To add a user to the admin group run:

oc adm groups add-users argocdadmins $(oc whoami)

To add a user to the user group run:

oc adm groups add-users argocdusers $(oc whoami)

Once the user has been added to the group logout of Argo and log back in to apply the updated permissions. Validate that you have the correct permissions by going to User Info menu inside of Argo to check the user permissions.

Accessing Argo using the CLI

To log into ArgoCD using the argocd cli tool run the following command:

argocd login --sso <argocd-route> --grpc-web

ArgoCD Troubleshooting

Operator Shows Progressing for a Very Long Time

ArgoCD Symptoms:

Argo Applications and the child subscription object for operator installs show Progressing for a very long time.

Explanation:

Argo utilizes a Health Check to validate if an object has been successfully applied and updated, failed, or is progressing by the cluster. The health check for the Subscription object looks at the Condition field in the Subscription which is updated by the OLM. Once the Subscription is applied to the cluster, OLM creates several other objects in order to install the Operator. Once the Operator has been installed OLM will report the status back to the Subscription object. This reconciliation process may take several minutes even after the Operator has successfully installed.

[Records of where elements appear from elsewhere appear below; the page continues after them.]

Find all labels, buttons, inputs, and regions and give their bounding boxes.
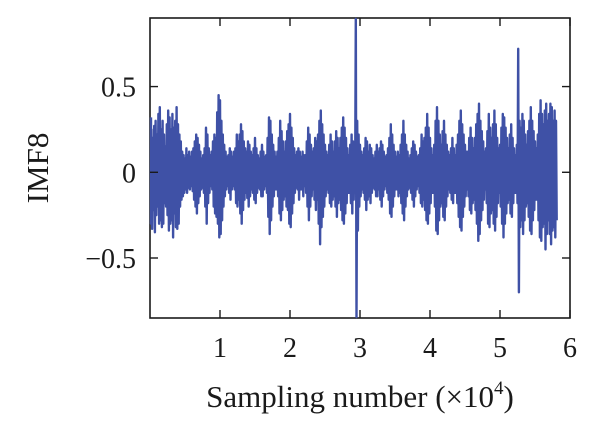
series-layer [149,17,558,319]
x-axis-label-suffix: ) [504,379,514,414]
y-tick-label: 0.5 [101,73,136,104]
imf8-signal-line [149,17,558,319]
x-axis-label-exponent: 4 [494,378,504,399]
y-tick-label: 0 [122,158,136,189]
x-tick-label: 3 [353,333,367,364]
y-tick-label: −0.5 [85,244,136,275]
x-tick-label: 5 [493,333,507,364]
x-axis-label: Sampling number (×104) [206,378,514,414]
x-axis-label-main: Sampling number (×10 [206,379,494,414]
x-tick-label: 2 [283,333,297,364]
x-tick-label: 6 [563,333,577,364]
x-tick-label: 4 [423,333,437,364]
x-tick-label: 1 [213,333,227,364]
axis-ticks: 1 2 3 4 5 6 0.5 0 −0.5 [85,18,577,364]
y-axis-label: IMF8 [20,133,55,204]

Resolution/Troubleshooting:

  • Validate that the Operator has successfully installed via the Installed Operators section of the OpenShift Web Console.
  • If the Operator has not installed, additional troubleshooting is required.
  • If the Operator has successfully installed, feel free to ignore the Progressing state and proceed. OLM should reconcile the status after several minutes and Argo will update the state to Healthy.